The fifth annual Feedback from the Field report found that those in middle management roles in transport and logistics spend, on average, an estimated 5.52 hours every week picking up low-value or unnecessary tasks. 

“It’s a trend we see too often across the frontline: managers become buried in admin or manual work that could be automated, instead of having the time and headspace to drive efficiency on the road and in the warehouse,” says Sam Byrnes, industry lead at SafetyCulture. “Managers have a unique vantage point – they know the strategic plans of senior leadership and the realities on the frontline. This makes them a hugely valuable source of business insight, but one that's often overlooked.”

Key takeaways:

 

·        Attending unnecessary meetings, managing rosters and filling out paperwork are the Top 3 tasks managers say take up most of their time and distract them from more important duties.

·        Transport and logistics were found to be the most impacted by inefficiency of the five frontline sectors studied, compared to 5.46 hours a week of wasted managers’ time in manufacturing, 5.01 hours in construction, 4.97 hours in retail, and 4.58 hours in hospitality.

·        Almost all managers (98%) have ideas that could improve their organization, but just over half (59%) have actually had these ideas implemented.
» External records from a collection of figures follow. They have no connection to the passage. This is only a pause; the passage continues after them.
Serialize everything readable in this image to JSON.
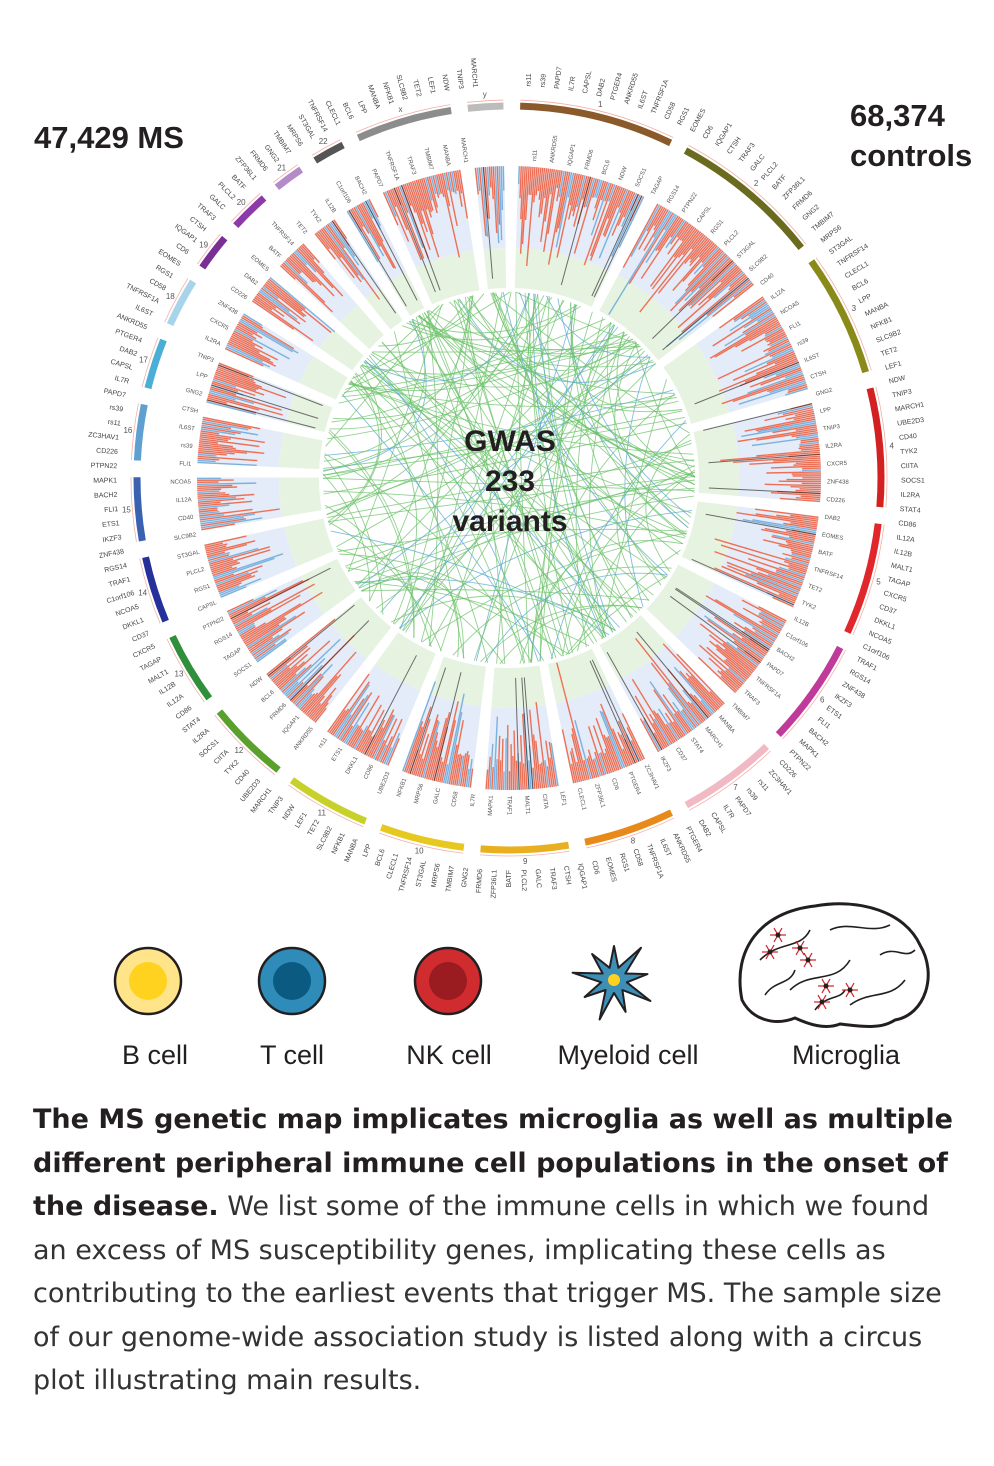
{
  "header": {
    "ms_count": "47,429 MS",
    "controls_count_line1": "68,374",
    "controls_count_line2": "controls"
  },
  "center": {
    "line1": "GWAS",
    "line2": "233",
    "line3": "variants"
  },
  "chromosomes": [
    {
      "label": "1",
      "color": "#8b5a2b",
      "size": 249
    },
    {
      "label": "2",
      "color": "#6b6b1f",
      "size": 243
    },
    {
      "label": "3",
      "color": "#8a8a1a",
      "size": 198
    },
    {
      "label": "4",
      "color": "#d32020",
      "size": 191
    },
    {
      "label": "5",
      "color": "#e0282c",
      "size": 181
    },
    {
      "label": "6",
      "color": "#c03a9a",
      "size": 171
    },
    {
      "label": "7",
      "color": "#f0b9c4",
      "size": 159
    },
    {
      "label": "8",
      "color": "#e88a1a",
      "size": 146
    },
    {
      "label": "9",
      "color": "#e8b020",
      "size": 141
    },
    {
      "label": "10",
      "color": "#e6c81e",
      "size": 136
    },
    {
      "label": "11",
      "color": "#c8d02a",
      "size": 135
    },
    {
      "label": "12",
      "color": "#5aa02c",
      "size": 133
    },
    {
      "label": "13",
      "color": "#2f8f3a",
      "size": 115
    },
    {
      "label": "14",
      "color": "#25309a",
      "size": 107
    },
    {
      "label": "15",
      "color": "#3a62b0",
      "size": 102
    },
    {
      "label": "16",
      "color": "#5fa0d0",
      "size": 90
    },
    {
      "label": "17",
      "color": "#4aaed6",
      "size": 81
    },
    {
      "label": "18",
      "color": "#a8d4ea",
      "size": 78
    },
    {
      "label": "19",
      "color": "#7a2f95",
      "size": 59
    },
    {
      "label": "20",
      "color": "#8c3aa8",
      "size": 63
    },
    {
      "label": "21",
      "color": "#b48ac8",
      "size": 48
    },
    {
      "label": "22",
      "color": "#555555",
      "size": 51
    },
    {
      "label": "x",
      "color": "#8c8c8c",
      "size": 155
    },
    {
      "label": "y",
      "color": "#bcbcbc",
      "size": 57
    }
  ],
  "gene_labels_inner": [
    "rs11",
    "rs39",
    "PAPD7",
    "IL7R",
    "CAPSL",
    "DAB2",
    "PTGER4",
    "ANKRD55",
    "IL6ST",
    "TNFRSF1A",
    "CD58",
    "RGS1",
    "EOMES",
    "CD6",
    "IQGAP1",
    "CTSH",
    "TRAF3",
    "GALC",
    "PLCL2",
    "BATF",
    "ZFP36L1",
    "FRMD6",
    "GNG2",
    "TMBIM7",
    "MRPS6",
    "ST3GAL",
    "TNFRSF14",
    "CLECL1",
    "BCL6",
    "LPP",
    "MANBA",
    "NFKB1",
    "SLC9B2",
    "TET2",
    "LEF1",
    "NDW",
    "TNIP3",
    "MARCH1",
    "UBE2D3",
    "CD40",
    "TYK2",
    "CIITA",
    "SOCS1",
    "IL2RA",
    "STAT4",
    "CD86",
    "IL12A",
    "IL12B",
    "MALT1",
    "TAGAP",
    "CXCR5",
    "CD37",
    "DKKL1",
    "NCOA5",
    "C1orf106",
    "TRAF1",
    "RGS14",
    "ZNF438",
    "IKZF3",
    "ETS1",
    "FLI1",
    "BACH2",
    "MAPK1",
    "PTPN22",
    "CD226",
    "ZC3HAV1"
  ],
  "cells": [
    {
      "name": "B cell",
      "fill": "#ffd21f",
      "outer": "#ffe48a"
    },
    {
      "name": "T cell",
      "fill": "#0a5a82",
      "outer": "#2f8cb8"
    },
    {
      "name": "NK cell",
      "fill": "#9a1b20",
      "outer": "#d02c30"
    },
    {
      "name": "Myeloid cell",
      "fill": "#3d8fb5",
      "nucleus": "#ffd21f"
    },
    {
      "name": "Microglia",
      "fill": "#ffffff",
      "accent": "#d32027"
    }
  ],
  "caption": {
    "bold": "The MS genetic map implicates microglia as well as multiple different peripheral immune cell populations in the onset of the disease.",
    "text": " We list some of the immune cells in which we found an excess of MS susceptibility genes, implicating these cells as contributing to the earliest events that trigger MS. The sample size of our genome-wide association study is listed along with a circus plot illustrating main results."
  },
  "colors": {
    "links_green": "#6cc16a",
    "links_blue": "#5aa7d6",
    "bars_red": "#ee5a3a",
    "bars_blue": "#6aa7d8",
    "ring_blue_bg": "#e3ecf8",
    "ring_green_bg": "#e7f3e1",
    "text_dark": "#231f20"
  }
}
The leading reasons for ideas being rejected are that “senior leadership aren’t receptive to ideas from managers” (40%) and competing priorities (40%).

·        Instead, transport managers say top-down improvement programs in their organization “create additional workload without clear benefits” and are “driven by people who don’t understand how the work is done.”

·        Where managers’ ideas are taken forward, they report positive impacts such as improved workflow (51%), more efficient operations (50%) and better quality outputs (50%).